University News

Reacting to Paris backout, Paxson reaffirms University’s climate goals

12 universities sign statement aligning sustainability commitments with Paris climate accord

Monday, June 12, 2017

Following President Trump’s decision to pull the United States from the Paris climate agreement, President Christina Paxson P’19 signed a joint statement with 12 peer institutions reaffirming the University’s commitment to climate action Jun. 5.

Investment in climate change research will remain a key aspect of the University’s commitment, Paxson wrote in a community-wide email announcing the University’s signing.

“Higher education has a very distinctive role in that it is not only about what we can do on our own campuses in terms of sustainability,” said Cass Cliatt, vice president of communications, pointing to the University’s power to advance knowledge that will inform and influence policy decisions.

In line with the Paris accord’s goal to reduce carbon emissions, the University has reduced its greenhouse gas emissions by 23 percent from 2007 levels, part of a goal to reduce emissions 42 percent by 2020, Paxson wrote.

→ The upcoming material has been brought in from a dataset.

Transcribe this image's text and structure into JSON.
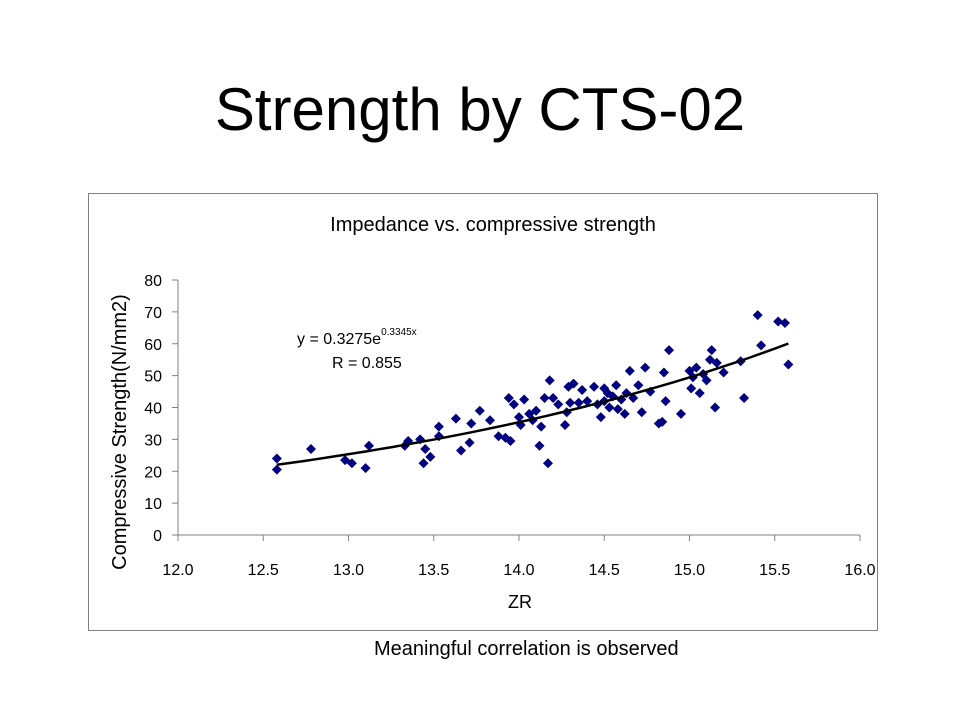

Therefore, the University must reduce emissions another 19 percent in less than three years in order to meet its goal, said Emma Bouton ’20, a board member of emPOWER, an environmental organization on campus. .

“We believe absolutely that with investment it is possible to reach the goal,” Cliatt said. “It’s an ambitious goal, and we would not have established it as a goal if we did not think it were possible.”

Changes in the University’s central heating system would assist progress in meeting the 2020 goal, according to the University’s 2016 Ninth Annual Sustainability Progress Report.  

The report suggests that the central heating system should be converted from a high temperature heating loop to a low temperature heating loop, which “requires significant investment whose financing needs to be determined” before the plan can move ahead, according to the report.

A working group to be established in the fall will address how the University’s business and investment practices can support its sustainability efforts, Paxson wrote. Made up of experts on the environment and climate change, staff members from the business, investment and administrative offices and student and alum representatives, the Task Force on Climate Change and Business and Investment Practices will produce an interim report at the end of the fall semester, The Herald previously reported.

Paxson’s statement is not the announcement of a new climate plan, but a reaffirmation of the plan already in place, Cliatt said. “We felt it was important that we not create a misperception that this (commitment) is new at Brown,” she added.

Bouton expressed concern that Paxson’s letter ignored the potential demolition of the Urban Environmental Lab, which she called “a really important environmental space.” The site of the UEL was recently approved for the University’s new performing arts center, a decision met with student backlash, The Herald previously reported.

“There have been ongoing conversations with the community” about the UEL, Cliatt said, adding that the University can maintain its commitments regarding sustainability despite any potential decision regarding the UEL. “A decision regarding the UEL does not diminish our commitment,” she said.

“While this letter is certainly important, there’s a lot more that (Paxson) could be doing. … There are certainly goals in place that the University is working towards. At the same time, they seem kind of insufficient to me,” Bouton said.